Implicitement, Schengen s'est construit autour de l'idée que l'ouverture des
frontières intérieures induisait un déficit en termes de sécurité. Les retards
enregistrés dans la mise en oeuvre de la liberté de circulation des personnes,
le contraste avec les avancées réalisées en termes de liberté de circulation
des biens et des capitaux, sont à cet égard éloquents.
En signant le traité d'Amsterdam, les Etats européens font de la construction
d'un espace de liberté, de sécurité et de justice un des grands chantiers de
l'Europe du xxie siècle.
L'Europe est donc bien le cadre pertinent pour appréhender les nouvelles
dimensions de politiques jusqu'ici cantonnées à la seule sphère nationale.

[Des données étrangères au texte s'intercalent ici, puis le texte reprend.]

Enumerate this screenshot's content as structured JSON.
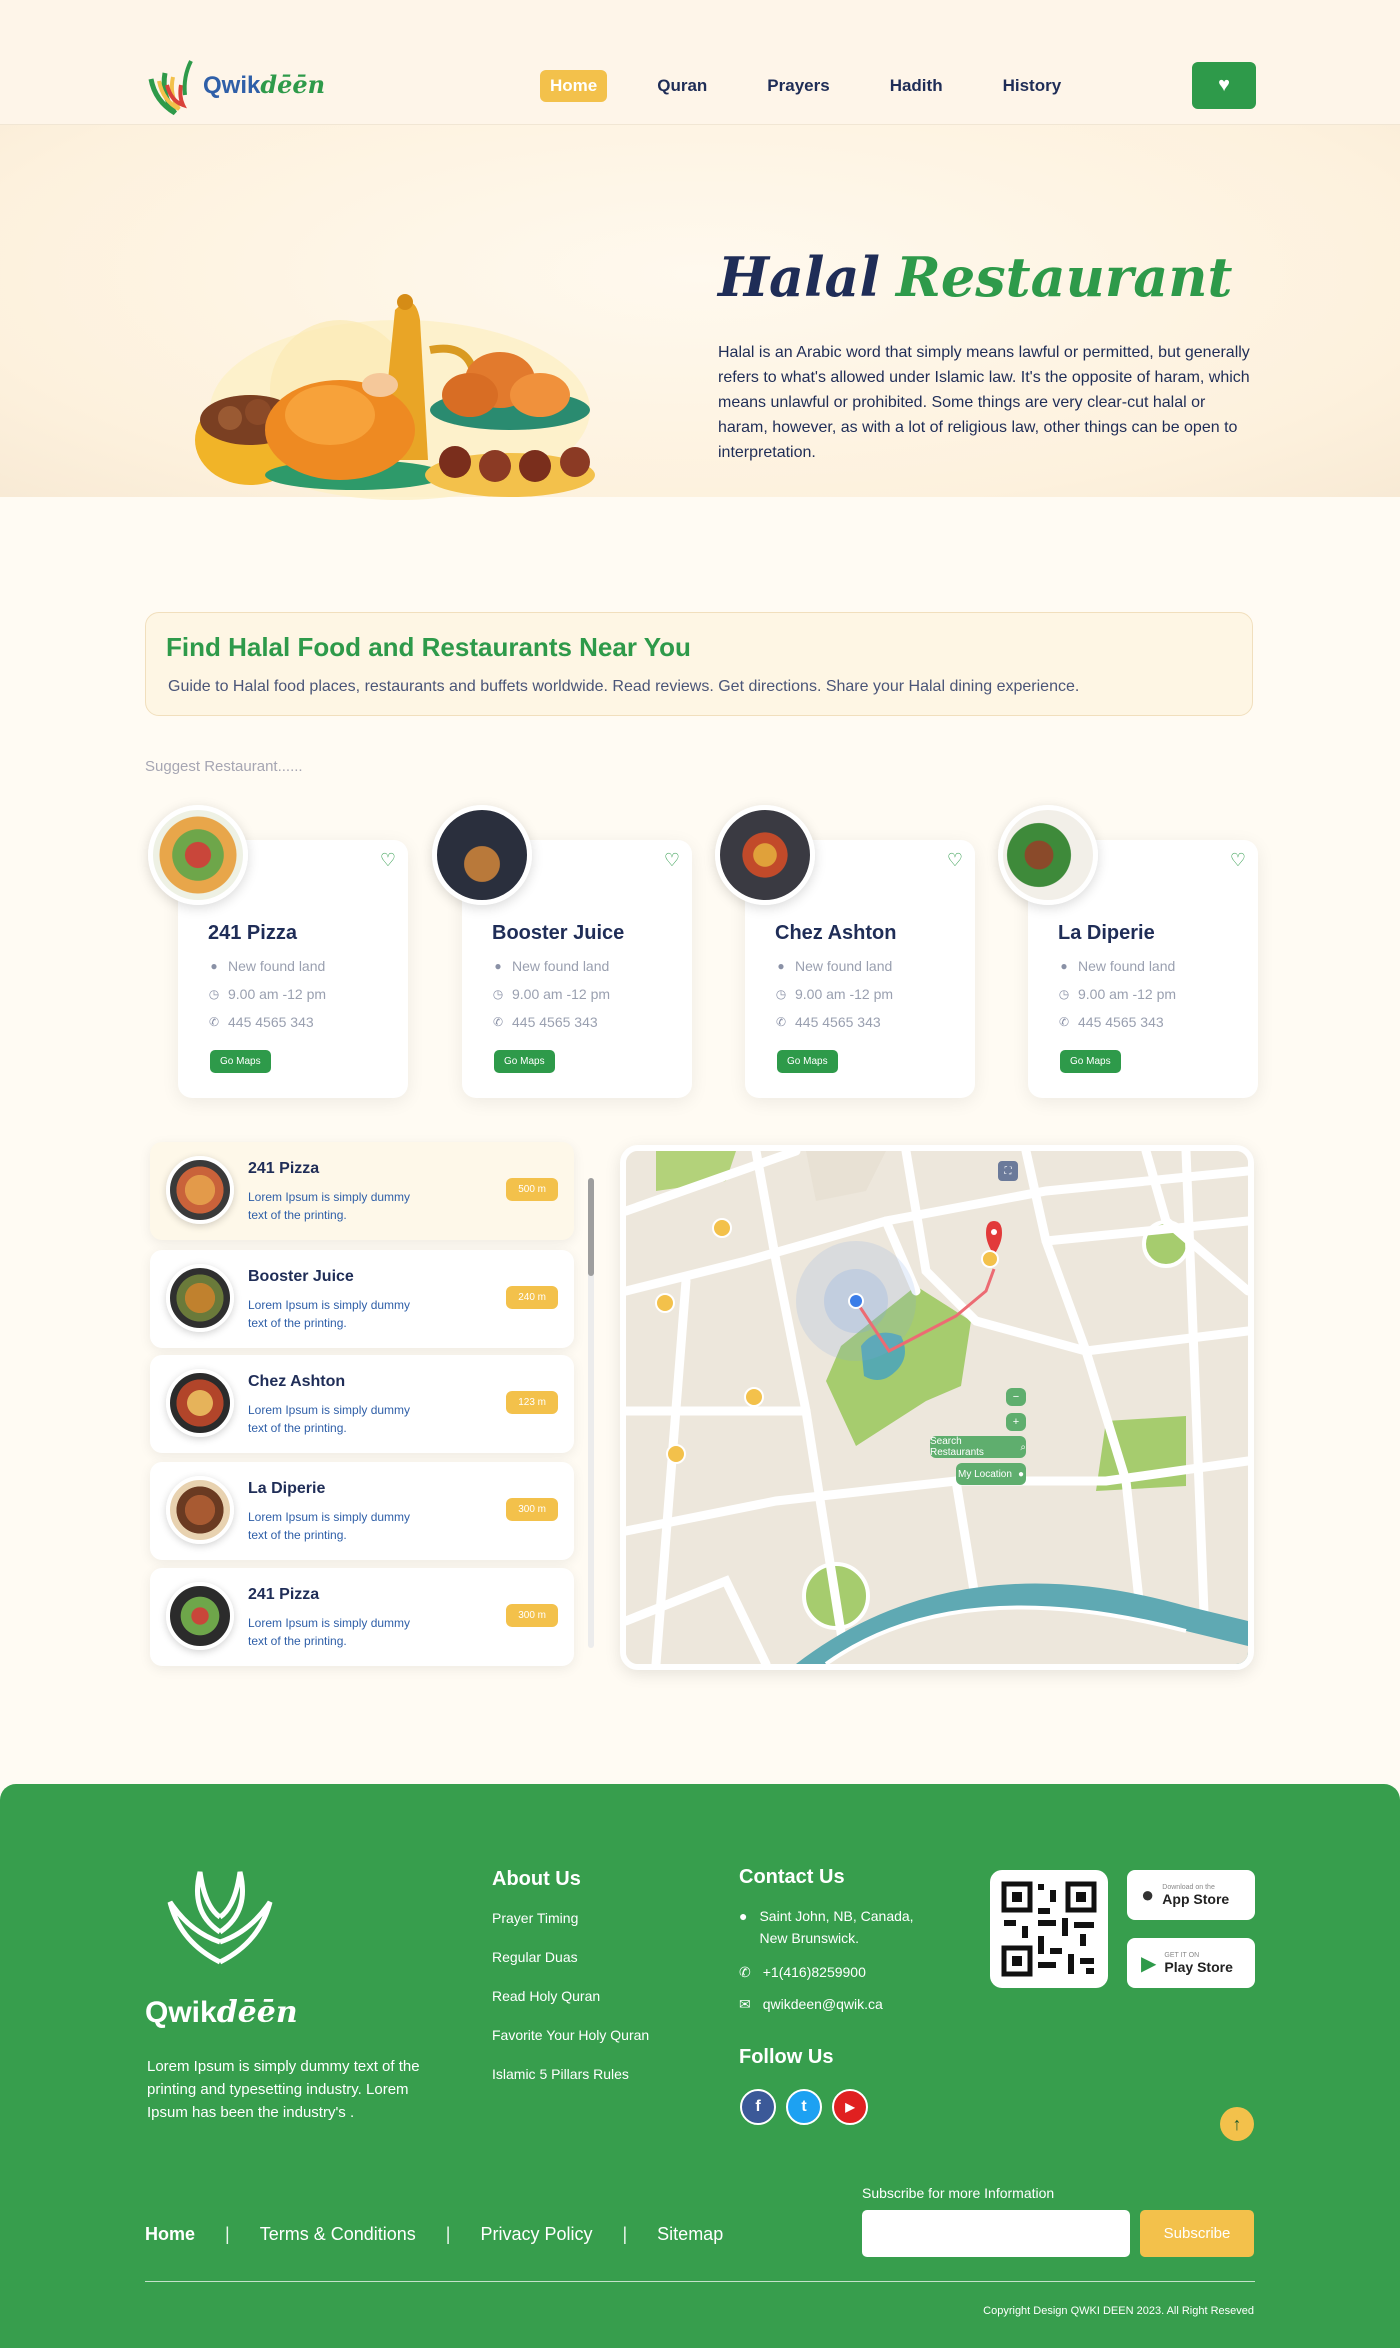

Ainsi, la gestion des flux migratoires est un défi que doivent relever
l'ensemble des Etats membres qui sont des territoires attractifs pour des
ressortissants de pays en voie de développement ou d'Europe centrale et
orientale.
S'il n'est pas question d'aligner nos politiques nationales sur un modèle
commun tant nos histoires, nos situations politiques, nos modèles d'intégration
sont différents, leur coordination est toutefois indispensable.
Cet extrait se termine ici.